Der Jahresabschluss 2024 der Windpark Drensteinfurt GmbH & Co. KG zeigt eine Gesellschaft in sehr frühem Entwicklungsstadium. Die Bilanzsumme steigt zwar von 2.682 Euro auf knapp 29.765 Euro, doch aus Anlegersicht bleibt die Struktur ausgesprochen fragil.

Zunächst zur Aktivseite:
Erstmals wird ein Anlagevermögen in Höhe von 22.690 Euro ausgewiesen. Im Vorjahr stand hier noch 0 Euro. Dies deutet auf erste projektbezogene Investitionen hin – vermutlich Planungskosten oder vorbereitende Maßnahmen. Das Umlaufvermögen steigt ebenfalls, bleibt mit 7.075 Euro jedoch sehr gering.

Auf der Passivseite wird das zentrale Problem deutlich:
Das Eigenkapital beträgt lediglich 1.721 Euro. Zwar ist es gegenüber dem Vorjahr (257 Euro) gestiegen, bewegt sich aber weiterhin auf extrem niedrigem Niveau.
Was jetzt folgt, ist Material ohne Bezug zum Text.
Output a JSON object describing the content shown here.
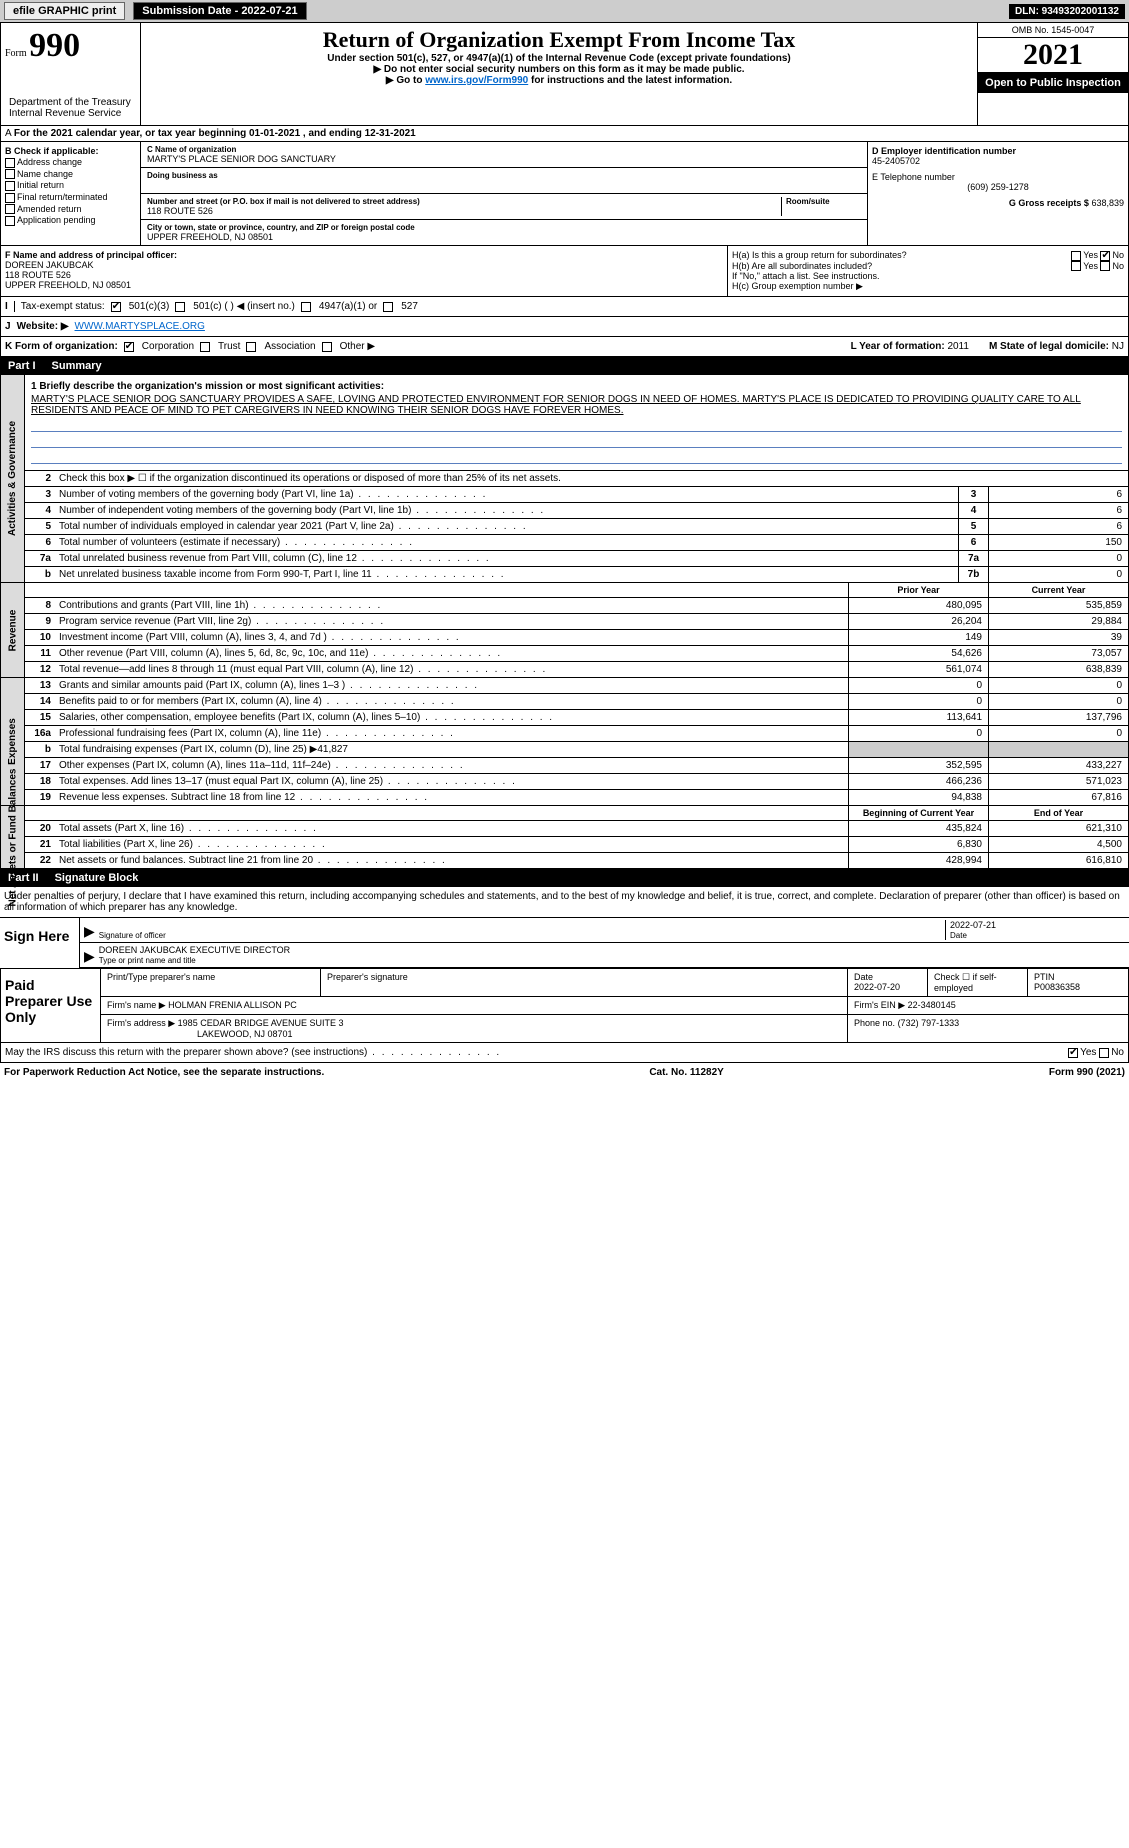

Bezogen auf die Bilanzsumme entspricht das einer Eigenkapitalquote von rund 5,8 Prozent – deutlich unterhalb dessen, was bei Projektgesellschaften als komfortabel gilt.
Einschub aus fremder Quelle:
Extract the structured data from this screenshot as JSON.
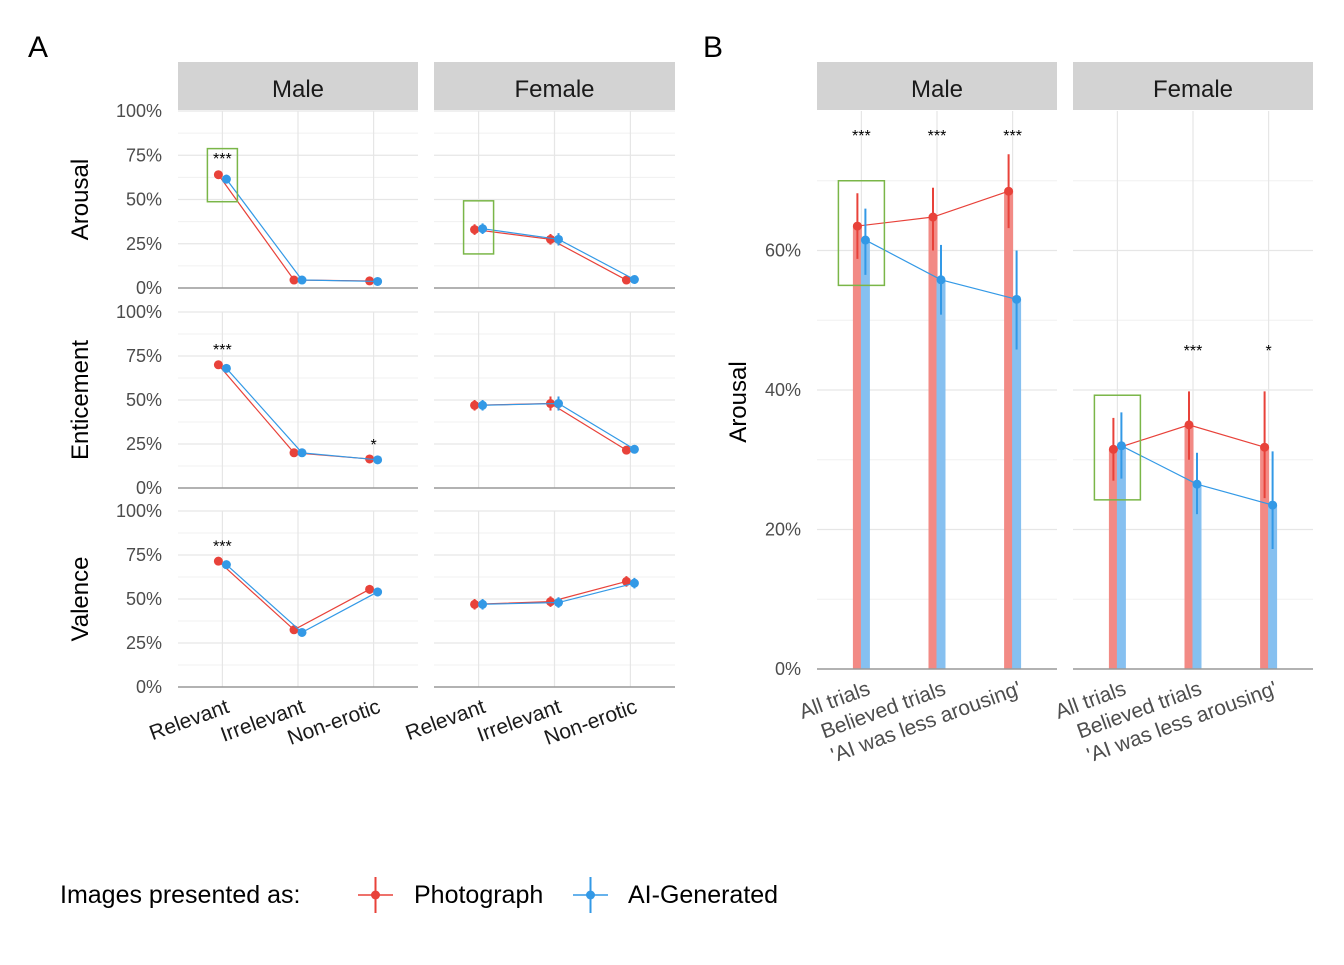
{
  "chart_data": [
    {
      "panel_tag": "A",
      "type": "line",
      "facets": [
        "Male",
        "Female"
      ],
      "categories": [
        "Relevant",
        "Irrelevant",
        "Non-erotic"
      ],
      "y_ticks": [
        "100%",
        "75%",
        "50%",
        "25%",
        "0%"
      ],
      "ylim": [
        0,
        1
      ],
      "rows": [
        {
          "measure": "Arousal",
          "panels": [
            {
              "facet": "Male",
              "photograph": [
                0.64,
                0.045,
                0.04
              ],
              "ai_generated": [
                0.615,
                0.045,
                0.037
              ],
              "photo_err": [
                0.02,
                0.01,
                0.01
              ],
              "ai_err": [
                0.025,
                0.01,
                0.01
              ],
              "sig": [
                "***",
                "",
                ""
              ],
              "highlight_index": 0
            },
            {
              "facet": "Female",
              "photograph": [
                0.33,
                0.275,
                0.045
              ],
              "ai_generated": [
                0.335,
                0.275,
                0.048
              ],
              "photo_err": [
                0.03,
                0.03,
                0.01
              ],
              "ai_err": [
                0.03,
                0.035,
                0.01
              ],
              "sig": [
                "",
                "",
                ""
              ],
              "highlight_index": 0
            }
          ]
        },
        {
          "measure": "Enticement",
          "panels": [
            {
              "facet": "Male",
              "photograph": [
                0.7,
                0.2,
                0.165
              ],
              "ai_generated": [
                0.68,
                0.2,
                0.16
              ],
              "photo_err": [
                0.015,
                0.015,
                0.01
              ],
              "ai_err": [
                0.02,
                0.015,
                0.01
              ],
              "sig": [
                "***",
                "",
                "*"
              ],
              "highlight_index": null
            },
            {
              "facet": "Female",
              "photograph": [
                0.47,
                0.48,
                0.215
              ],
              "ai_generated": [
                0.47,
                0.48,
                0.22
              ],
              "photo_err": [
                0.03,
                0.04,
                0.02
              ],
              "ai_err": [
                0.03,
                0.04,
                0.02
              ],
              "sig": [
                "",
                "",
                ""
              ],
              "highlight_index": null
            }
          ]
        },
        {
          "measure": "Valence",
          "panels": [
            {
              "facet": "Male",
              "photograph": [
                0.715,
                0.325,
                0.555
              ],
              "ai_generated": [
                0.695,
                0.31,
                0.54
              ],
              "photo_err": [
                0.015,
                0.02,
                0.025
              ],
              "ai_err": [
                0.02,
                0.02,
                0.025
              ],
              "sig": [
                "***",
                "",
                ""
              ],
              "highlight_index": null
            },
            {
              "facet": "Female",
              "photograph": [
                0.47,
                0.485,
                0.6
              ],
              "ai_generated": [
                0.47,
                0.48,
                0.59
              ],
              "photo_err": [
                0.03,
                0.03,
                0.03
              ],
              "ai_err": [
                0.03,
                0.03,
                0.03
              ],
              "sig": [
                "",
                "",
                ""
              ],
              "highlight_index": null
            }
          ]
        }
      ]
    },
    {
      "panel_tag": "B",
      "type": "bar",
      "ylabel": "Arousal",
      "facets": [
        "Male",
        "Female"
      ],
      "categories": [
        "All trials",
        "Believed trials",
        "'AI was less arousing'"
      ],
      "y_ticks": [
        "60%",
        "40%",
        "20%",
        "0%"
      ],
      "ylim": [
        0,
        0.8
      ],
      "panels": [
        {
          "facet": "Male",
          "photograph": [
            0.635,
            0.648,
            0.685
          ],
          "ai_generated": [
            0.615,
            0.558,
            0.53
          ],
          "photo_ci": [
            [
              0.588,
              0.682
            ],
            [
              0.6,
              0.69
            ],
            [
              0.632,
              0.738
            ]
          ],
          "ai_ci": [
            [
              0.565,
              0.66
            ],
            [
              0.508,
              0.608
            ],
            [
              0.458,
              0.6
            ]
          ],
          "sig": [
            "***",
            "***",
            "***"
          ],
          "highlight_index": 0
        },
        {
          "facet": "Female",
          "photograph": [
            0.315,
            0.35,
            0.318
          ],
          "ai_generated": [
            0.32,
            0.265,
            0.235
          ],
          "photo_ci": [
            [
              0.27,
              0.36
            ],
            [
              0.3,
              0.398
            ],
            [
              0.245,
              0.398
            ]
          ],
          "ai_ci": [
            [
              0.273,
              0.368
            ],
            [
              0.222,
              0.31
            ],
            [
              0.172,
              0.312
            ]
          ],
          "sig": [
            "",
            "***",
            "*"
          ],
          "highlight_index": 0
        }
      ]
    }
  ],
  "legend": {
    "title": "Images presented as:",
    "items": [
      {
        "label": "Photograph",
        "color": "#e8423a"
      },
      {
        "label": "AI-Generated",
        "color": "#3399e6"
      }
    ]
  },
  "colors": {
    "photograph": "#e8423a",
    "ai_generated": "#3399e6",
    "photograph_bar": "#f28a85",
    "ai_generated_bar": "#86c0f0",
    "highlight": "#7ab648",
    "strip": "#d3d3d3"
  }
}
Gleichzeitig steigen die Verbindlichkeiten massiv von 1.390 Euro auf 27.044 Euro. Sie machen damit über 90 Prozent der Bilanzsumme aus. Sämtliche Verbindlichkeiten sind kurzfristig fällig. Das bedeutet: Die Gesellschaft finanziert sich nahezu vollständig über Fremdmittel mit kurzfristigem Charakter.

Hinzu kommen Verbindlichkeiten gegenüber Gesellschaftern in Höhe von 1.200 Euro. Das ist typisch für Projektgesellschaften in der Entwicklungsphase – Gesellschafter stellen häufig Zwischenfinanzierungen bereit. Allerdings unterstreicht es auch die Abhängigkeit von internen Geldgebern.

Rückstellungen bleiben mit 1.000 Euro auf niedrigem Niveau und spielen aktuell keine tragende Rolle.

Was bedeutet das aus Anlegersicht?

Die Gesellschaft befindet sich offenbar noch im Projektaufbau. Der geringe Umfang der Bilanz zeigt, dass weder Bau noch operative Tätigkeit bislang begonnen haben. Es existieren keine nennenswerten Erträge oder substanzielle Vermögenswerte.

Das finanzielle Risiko ist derzeit hoch, weil:

  • kaum Eigenkapital vorhanden ist

  • fast ausschließlich kurzfristige Verbindlichkeiten bestehen

  • keine operative Ertragsbasis erkennbar ist

Positiv ist, dass keine langfristigen Bankdarlehen oder komplexen Sicherheitenstrukturen erkennbar sind. Das reduziert strukturelle Altlasten. Allerdings ist die Gesellschaft in ihrem aktuellen Zustand klar von weiterer Kapitalzuführung abhängig.

Fazit aus Anlegersicht:
Windpark Drensteinfurt ist kein reifer Windpark mit stabilen Cashflows, sondern eine sehr kleine Projektgesellschaft in der Startphase. Die Bilanz zeigt eine minimale Kapitalausstattung bei stark steigender kurzfristiger Verschuldung.

Für risikobewusste Anleger ist entscheidend: Ohne weitere Eigenkapitalzuführungen oder einen strukturierten Projektfortschritt bleibt die Gesellschaft finanziell sehr anfällig. Erst mit konkreten Baufortschritten, gesicherter Finanzierung und belastbaren Ertragsprognosen lässt sich die wirtschaftliche Tragfähigkeit seriös beurteilen.